AI games tell children how to find knives, angering senators


Sexual fetish content. How to light a match. Where to find knives at home.

These are all conversation topics that recent kids’ games — built on AI-powered chatbots like OpenAI’s GPT-4o — can bring up to kids. On Tuesday, U.S. Senators Marsha Blackburn (R-Tenn.) and Richard Blumenthal (D-Connecticut) met. I sent a message To gaming companies about their concerns – including a list of questions and a deadline for companies to respond by January 6, 2026.

“Many of these games do not provide interactive play, but instead expose children to inappropriate content, privacy risks, and manipulative sharing methods,” the senators wrote. “These are not theoretical worst-case scenarios; they are documented failures that have been discovered through real-world testing, and they need to be addressed… These chatbots have encouraged children to commit self-harm and suicide, and now your company is pushing them on younger children who are less able to recognize this risk.”

AI-powered children’s toys have been in the spotlight recently after a series of reports about potentially unsafe and explicit conversation topics, some of which were brought up by in-game chatbots themselves. Last month, FoloToy, a Singapore-based toy company, temporarily… Pending sales From the artificial intelligence teddy bear, “Kumma”, named after researchers at the US PIRG Education Fund Found She provided advice on sexual positions and role-playing scenarios. (The company put the game back on the market after conducting an internal safety audit, and researchers said it behaved better.)

and this weekresearchers published findings that Alilo’s Smart AI Bunny discussed sexually explicit topics with users.
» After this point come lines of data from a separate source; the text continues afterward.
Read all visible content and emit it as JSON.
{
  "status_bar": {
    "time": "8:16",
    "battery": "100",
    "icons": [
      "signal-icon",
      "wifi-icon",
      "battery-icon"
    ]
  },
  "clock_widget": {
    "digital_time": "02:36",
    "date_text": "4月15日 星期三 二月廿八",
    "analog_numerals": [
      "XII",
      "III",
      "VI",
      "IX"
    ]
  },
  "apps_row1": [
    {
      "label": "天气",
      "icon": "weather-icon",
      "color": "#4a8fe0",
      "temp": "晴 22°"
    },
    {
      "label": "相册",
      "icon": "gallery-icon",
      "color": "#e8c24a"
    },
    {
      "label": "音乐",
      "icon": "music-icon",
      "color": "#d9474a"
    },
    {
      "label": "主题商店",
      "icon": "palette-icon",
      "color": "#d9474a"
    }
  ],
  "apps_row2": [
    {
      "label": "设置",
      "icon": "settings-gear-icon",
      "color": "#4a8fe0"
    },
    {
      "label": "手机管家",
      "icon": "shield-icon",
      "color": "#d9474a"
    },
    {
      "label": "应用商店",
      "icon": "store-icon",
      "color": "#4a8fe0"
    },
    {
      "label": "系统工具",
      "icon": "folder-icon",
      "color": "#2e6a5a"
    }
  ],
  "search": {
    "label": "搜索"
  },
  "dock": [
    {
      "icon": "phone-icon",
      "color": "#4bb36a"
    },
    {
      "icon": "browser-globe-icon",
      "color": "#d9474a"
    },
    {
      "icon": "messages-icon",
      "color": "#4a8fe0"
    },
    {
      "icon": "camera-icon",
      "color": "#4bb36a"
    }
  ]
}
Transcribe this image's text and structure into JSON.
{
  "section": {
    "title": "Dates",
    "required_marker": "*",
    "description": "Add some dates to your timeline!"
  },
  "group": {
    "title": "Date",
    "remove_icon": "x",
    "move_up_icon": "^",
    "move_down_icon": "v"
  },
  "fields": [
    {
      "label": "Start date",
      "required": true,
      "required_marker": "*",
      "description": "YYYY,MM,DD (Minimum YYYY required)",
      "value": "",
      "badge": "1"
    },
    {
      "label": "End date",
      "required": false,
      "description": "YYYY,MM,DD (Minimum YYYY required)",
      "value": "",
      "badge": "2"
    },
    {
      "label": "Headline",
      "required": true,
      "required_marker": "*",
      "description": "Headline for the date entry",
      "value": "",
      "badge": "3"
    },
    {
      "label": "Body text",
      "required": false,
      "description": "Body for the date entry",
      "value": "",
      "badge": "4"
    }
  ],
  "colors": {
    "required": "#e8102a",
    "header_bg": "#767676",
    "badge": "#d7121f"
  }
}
They also said that when testing FoloToy’s teddy bear, Alilo’s Smart AI Bunny, Curio’s Grok stuffed rocket, and Miko’s Miko 3 robot, all the toys “told us where to find potentially dangerous objects in the home, such as plastic bags, matches, and knives.”

The researchers said that “at least four of the five games” they tested in… December report “It appears to be partly based on some version of OpenAI’s AI models.”

Another major concern in the letter is surveillance and data collection. The senators wrote that such games “often rely on collecting data about children, either provided by a parent during game recording or collected through built-in camera and facial recognition capabilities or recordings,” and that children often “unwittingly share a trove of personal information,” which can raise particular concerns when companies store and sell the data they collect. In the latest US Education Fund PIRG report, researchers wrote that Curio’s privacy policy “lists 3 tech companies that may collect children’s data: Kids Web Services (KWS), Azure Cognitive Services, and OpenAI,” but Miko’s privacy policy vaguely states that the company can share data with third-party game developers, business partners, service providers, affiliates, and advertising partners.

The letters were reportedly sent to Mattel, Little Learners Toys, Miko, Curio, FoloToy and Keyi Robot. NBC News. (Mattel partnered with OpenAI in June, but after reports, decided not to He said on Monday (It will no longer release an OpenAI-powered game in 2025.) The senators are asking for details about specific safeguards companies have in place to prevent AI-powered games from generating inappropriate responses; Whether the company has conducted independent third-party tests (and what results they yielded); Whether the company conducts internal reviews about potential psychological, developmental and emotional risks to children; What kind of data do games collect from children (and what their purpose is); and whether the games “include any features that pressure children to continue conversations or discourage them from becoming isolated.”

“Toy makers have a unique and profound impact on childhood, and with that impact comes responsibility,” the senators wrote. “Your company should not choose profit over children’s safety, a choice made by Big Tech that has devastated our nation’s children.”